I have a new investigative story up at The Prospect, profiling the pioneering work of the evangelical organization GRACE:
…The idea that Bob Jones would reach outside itself for help was stunning—especially considering to whom it was reaching out. GRACE was founded by a member of evangelical royalty: Boz Tchividjian (“rhymes with religion,” he likes to say), a former prosecutor who teaches law at Liberty University in Lynchburg, Virginia, Jerry Falwell’s legacy school, and who is the grandson of “America’s pastor,” Billy Graham. Before he came to fame, Graham was a Bob Jones University dropout who Bob Jones Sr. said would never amount to more than a “poor country Baptist preacher somewhere out in the sticks.” Though the two later became friends, they split again in 1957 over Graham’s revival crusades—in particular, a crusade at Madison Square Garden that Jones, who’d warned Graham to avoid cities and politicians, condemned as too ecumenical and accommodating to modern society. The quarrel between the two men led to a rift between fundamentalists and evangelicals that persists today, as evangelicals seek to win souls by engaging mainstream culture and fundamentalists retreat from it. When Jones’s great-grandson Stephen Jones, now president of the university, appealed to Graham’s heir, it seemed like a transformative moment. Perhaps the fortress was raising its gates at last.

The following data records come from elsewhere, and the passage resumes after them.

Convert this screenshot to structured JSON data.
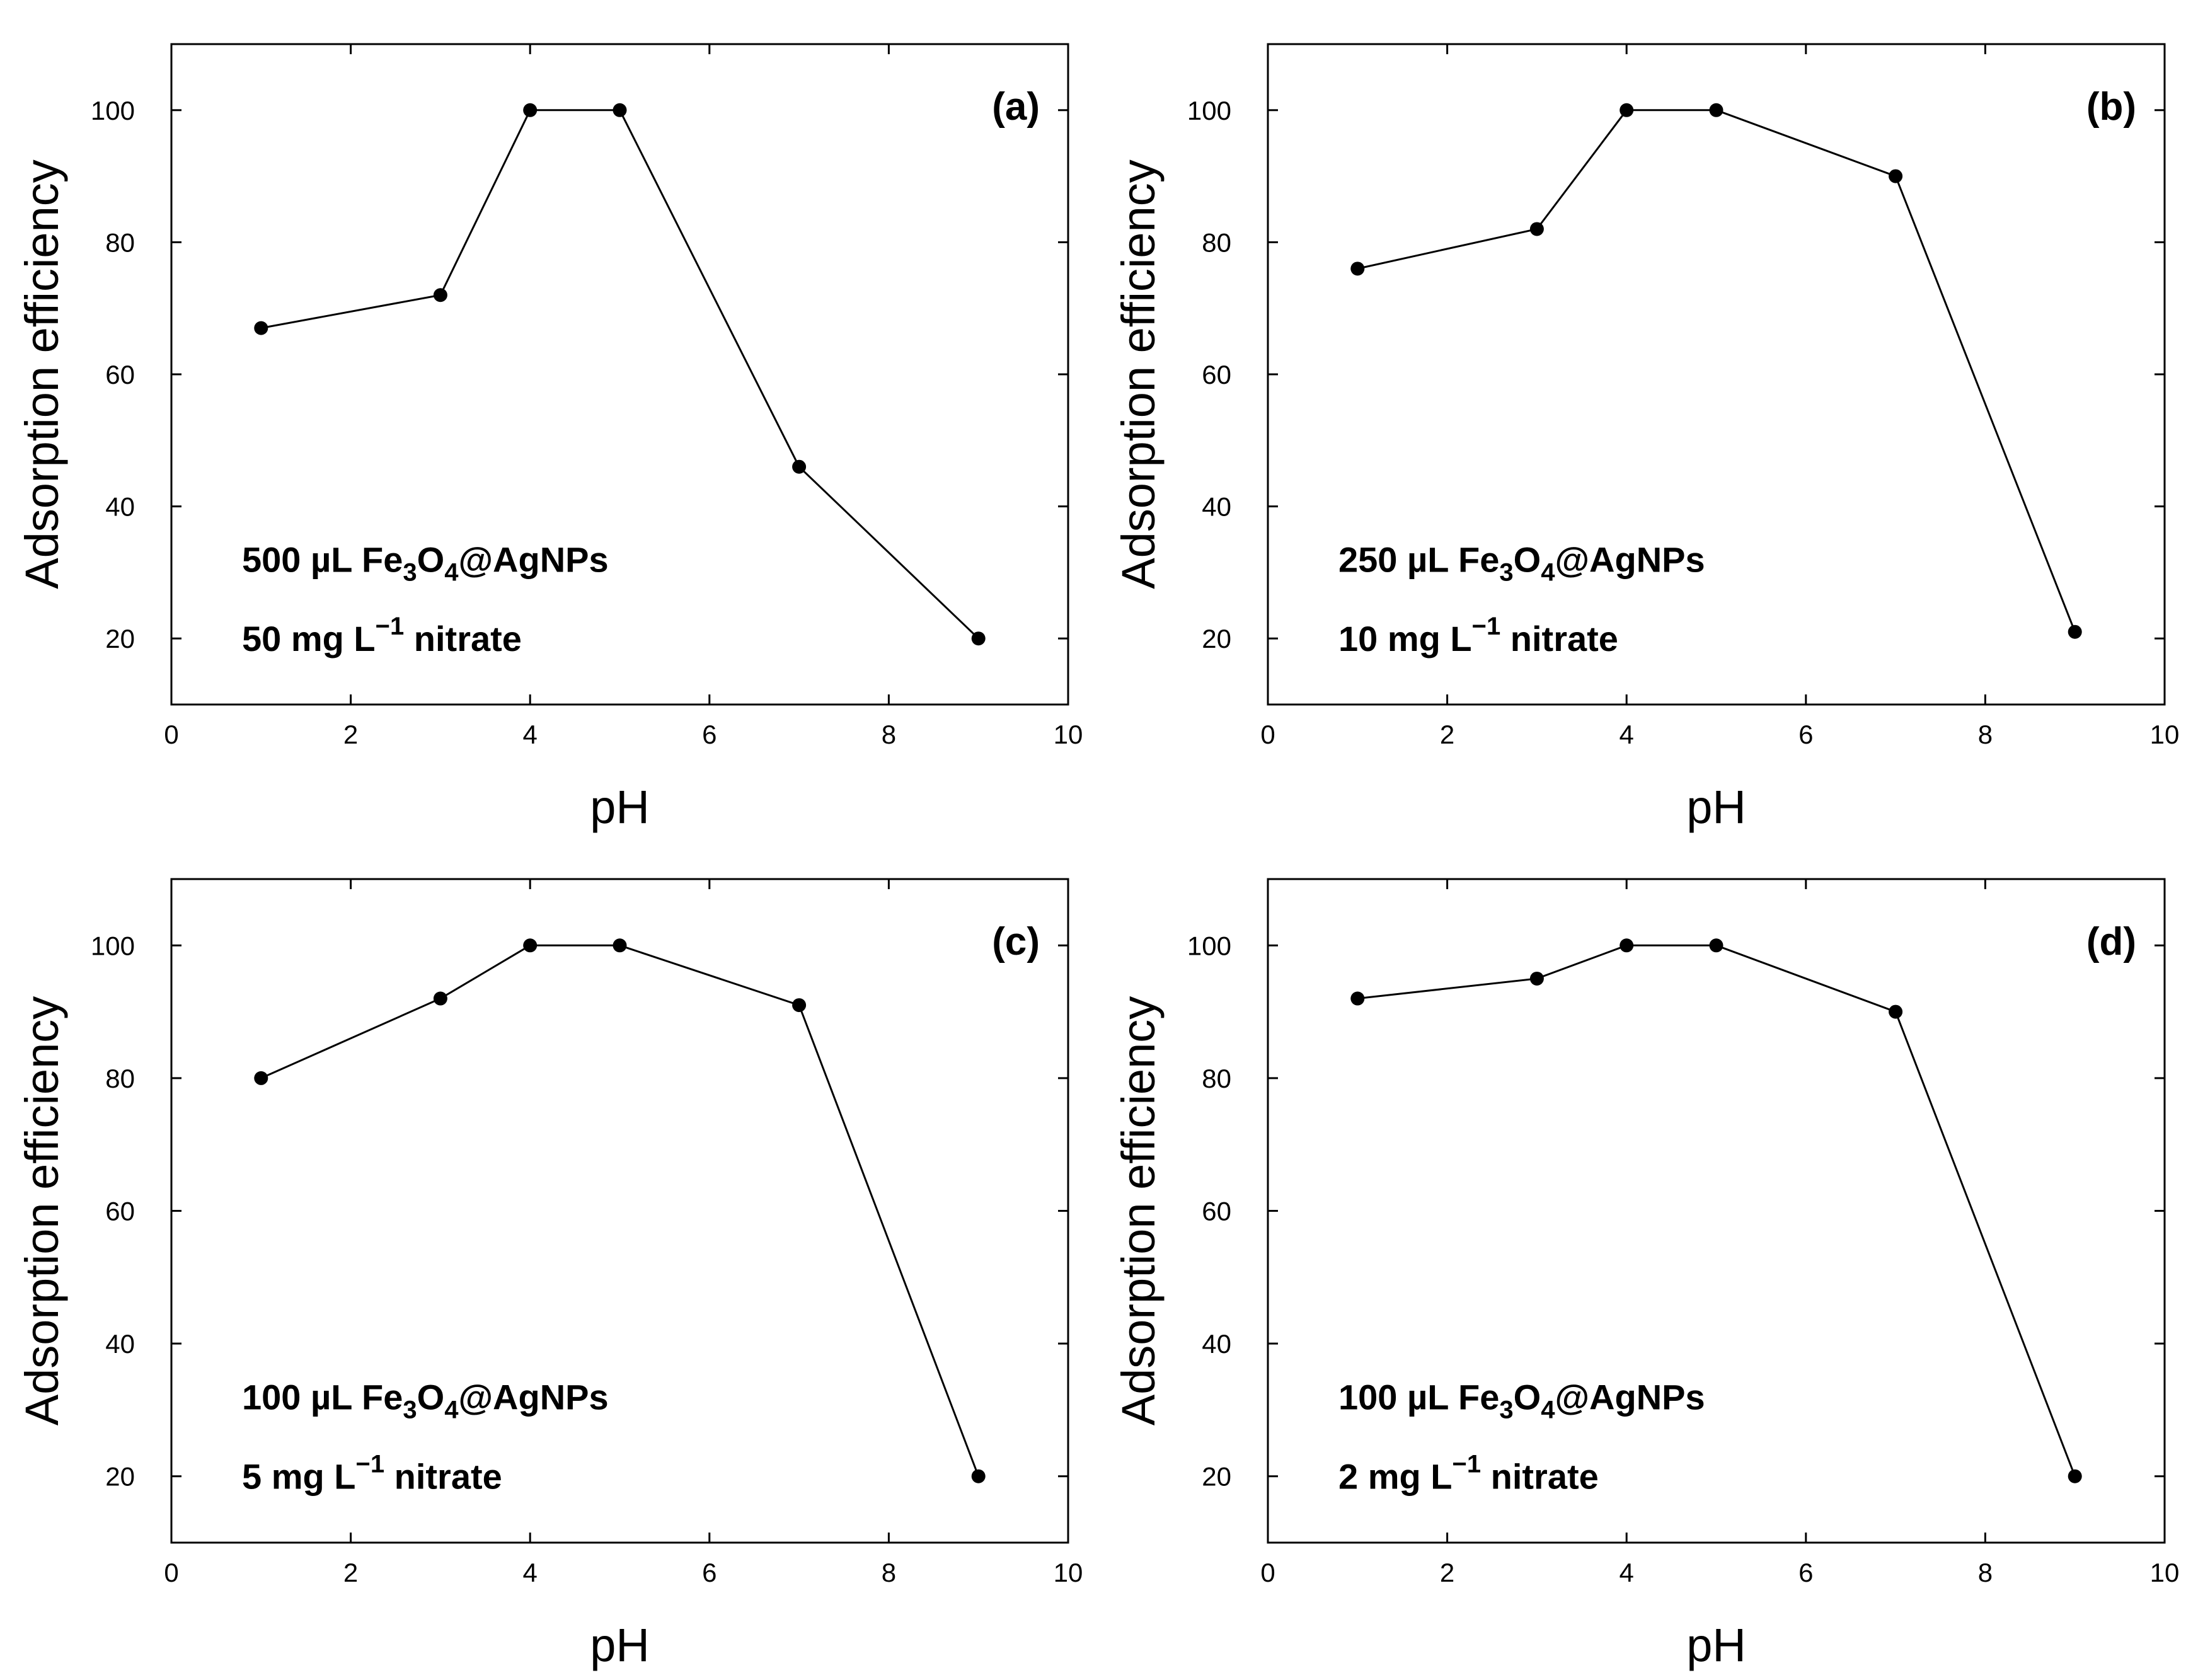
{
  "chart_data": [
    {
      "type": "line",
      "panel_label": "(a)",
      "xlabel": "pH",
      "ylabel": "Adsorption efficiency",
      "xlim": [
        0,
        10
      ],
      "ylim": [
        10,
        110
      ],
      "xticks": [
        0,
        2,
        4,
        6,
        8,
        10
      ],
      "yticks": [
        20,
        40,
        60,
        80,
        100
      ],
      "grid": false,
      "annotation": {
        "line1": {
          "pre": "500 µL Fe",
          "sub1": "3",
          "mid": "O",
          "sub2": "4",
          "post": "@AgNPs"
        },
        "line2": {
          "pre": "50 mg L",
          "sup": "−1",
          "post": " nitrate"
        }
      },
      "series": [
        {
          "x": [
            1,
            3,
            4,
            5,
            7,
            9
          ],
          "y": [
            67,
            72,
            100,
            100,
            46,
            20
          ]
        }
      ]
    },
    {
      "type": "line",
      "panel_label": "(b)",
      "xlabel": "pH",
      "ylabel": "Adsorption efficiency",
      "xlim": [
        0,
        10
      ],
      "ylim": [
        10,
        110
      ],
      "xticks": [
        0,
        2,
        4,
        6,
        8,
        10
      ],
      "yticks": [
        20,
        40,
        60,
        80,
        100
      ],
      "grid": false,
      "annotation": {
        "line1": {
          "pre": "250 µL Fe",
          "sub1": "3",
          "mid": "O",
          "sub2": "4",
          "post": "@AgNPs"
        },
        "line2": {
          "pre": "10 mg L",
          "sup": "−1",
          "post": " nitrate"
        }
      },
      "series": [
        {
          "x": [
            1,
            3,
            4,
            5,
            7,
            9
          ],
          "y": [
            76,
            82,
            100,
            100,
            90,
            21
          ]
        }
      ]
    },
    {
      "type": "line",
      "panel_label": "(c)",
      "xlabel": "pH",
      "ylabel": "Adsorption efficiency",
      "xlim": [
        0,
        10
      ],
      "ylim": [
        10,
        110
      ],
      "xticks": [
        0,
        2,
        4,
        6,
        8,
        10
      ],
      "yticks": [
        20,
        40,
        60,
        80,
        100
      ],
      "grid": false,
      "annotation": {
        "line1": {
          "pre": "100 µL Fe",
          "sub1": "3",
          "mid": "O",
          "sub2": "4",
          "post": "@AgNPs"
        },
        "line2": {
          "pre": "5 mg L",
          "sup": "−1",
          "post": " nitrate"
        }
      },
      "series": [
        {
          "x": [
            1,
            3,
            4,
            5,
            7,
            9
          ],
          "y": [
            80,
            92,
            100,
            100,
            91,
            20
          ]
        }
      ]
    },
    {
      "type": "line",
      "panel_label": "(d)",
      "xlabel": "pH",
      "ylabel": "Adsorption efficiency",
      "xlim": [
        0,
        10
      ],
      "ylim": [
        10,
        110
      ],
      "xticks": [
        0,
        2,
        4,
        6,
        8,
        10
      ],
      "yticks": [
        20,
        40,
        60,
        80,
        100
      ],
      "grid": false,
      "annotation": {
        "line1": {
          "pre": "100 µL Fe",
          "sub1": "3",
          "mid": "O",
          "sub2": "4",
          "post": "@AgNPs"
        },
        "line2": {
          "pre": "2 mg L",
          "sup": "−1",
          "post": " nitrate"
        }
      },
      "series": [
        {
          "x": [
            1,
            3,
            4,
            5,
            7,
            9
          ],
          "y": [
            92,
            95,
            100,
            100,
            90,
            20
          ]
        }
      ]
    }
  ]
}
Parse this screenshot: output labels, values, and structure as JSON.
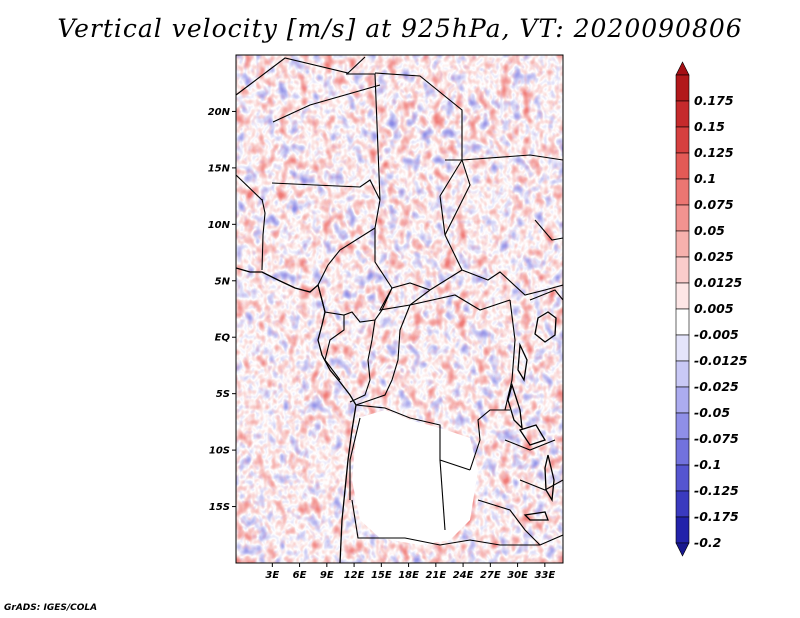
{
  "title": "Vertical velocity [m/s] at 925hPa, VT: 2020090806",
  "footer": "GrADS: IGES/COLA",
  "map": {
    "lon_range": [
      -1,
      35
    ],
    "lat_range": [
      -20,
      25
    ],
    "lat_ticks": [
      {
        "value": 20,
        "label": "20N"
      },
      {
        "value": 15,
        "label": "15N"
      },
      {
        "value": 10,
        "label": "10N"
      },
      {
        "value": 5,
        "label": "5N"
      },
      {
        "value": 0,
        "label": "EQ"
      },
      {
        "value": -5,
        "label": "5S"
      },
      {
        "value": -10,
        "label": "10S"
      },
      {
        "value": -15,
        "label": "15S"
      }
    ],
    "lon_ticks": [
      {
        "value": 3,
        "label": "3E"
      },
      {
        "value": 6,
        "label": "6E"
      },
      {
        "value": 9,
        "label": "9E"
      },
      {
        "value": 12,
        "label": "12E"
      },
      {
        "value": 15,
        "label": "15E"
      },
      {
        "value": 18,
        "label": "18E"
      },
      {
        "value": 21,
        "label": "21E"
      },
      {
        "value": 24,
        "label": "24E"
      },
      {
        "value": 27,
        "label": "27E"
      },
      {
        "value": 30,
        "label": "30E"
      },
      {
        "value": 33,
        "label": "33E"
      }
    ]
  },
  "colorbar": {
    "levels": [
      {
        "label": "0.175",
        "color": "#b2181b"
      },
      {
        "label": "0.15",
        "color": "#c52a2c"
      },
      {
        "label": "0.125",
        "color": "#d6403f"
      },
      {
        "label": "0.1",
        "color": "#e35a56"
      },
      {
        "label": "0.075",
        "color": "#ec7672"
      },
      {
        "label": "0.05",
        "color": "#f29390"
      },
      {
        "label": "0.025",
        "color": "#f7b1ad"
      },
      {
        "label": "0.0125",
        "color": "#facccb"
      },
      {
        "label": "0.005",
        "color": "#fde6e6"
      },
      {
        "label": "-0.005",
        "color": "#ffffff"
      },
      {
        "label": "-0.0125",
        "color": "#e4e4fb"
      },
      {
        "label": "-0.025",
        "color": "#c9c9f6"
      },
      {
        "label": "-0.05",
        "color": "#acacf0"
      },
      {
        "label": "-0.075",
        "color": "#8f8fe8"
      },
      {
        "label": "-0.1",
        "color": "#7272dd"
      },
      {
        "label": "-0.125",
        "color": "#5555d0"
      },
      {
        "label": "-0.175",
        "color": "#3a3abf"
      },
      {
        "label": "-0.2",
        "color": "#2222aa"
      }
    ],
    "top_color": "#a50f15",
    "bottom_color": "#18188f"
  }
}
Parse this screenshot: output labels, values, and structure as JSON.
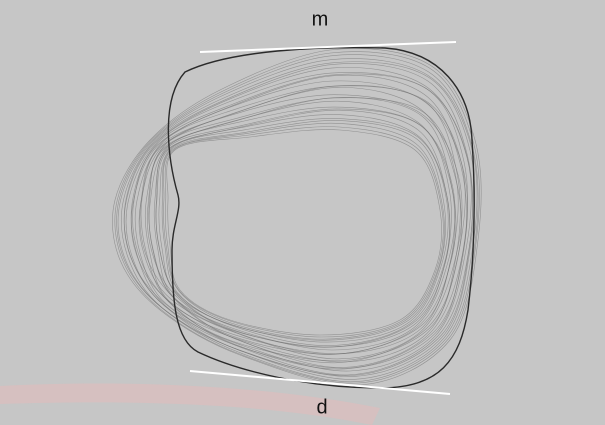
{
  "labels": [
    "m",
    "d"
  ]
}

It was momentous for Tchividjian and GRACE as well. Tchividjian had become convinced that the Protestant world is teetering on the edge of a sex-abuse scandal similar to the one that had rocked the Catholic Church. He is careful to say that there’s not enough data to compare the prevalence of child sex abuse in Protestant and Catholic institutions, but he’s convinced the problem has reached a crisis point. He’s not alone in that belief. In 2012, Christian radio host Janet Mefferd declared, “This is an epidemic going on in churches. … When are evangelicals going to wake up and say we have a massive problem in our own churches?”
For years, Protestants have assumed they were immune to the abuses perpetrated by celibate Catholic priests. But Tchividjian believes that Protestant churches, groups, and schools have been worse than Catholics in their response. Mission fields, he says, are “magnets” for would-be molesters; ministries and schools do not understand the dynamics of abuse; and “good ol’ boy” networks routinely cover up victims’ stories to protect their reputations. He fears it is only a matter of time before it all blows up in their faces and threatens the survival of powerful Protestant institutions.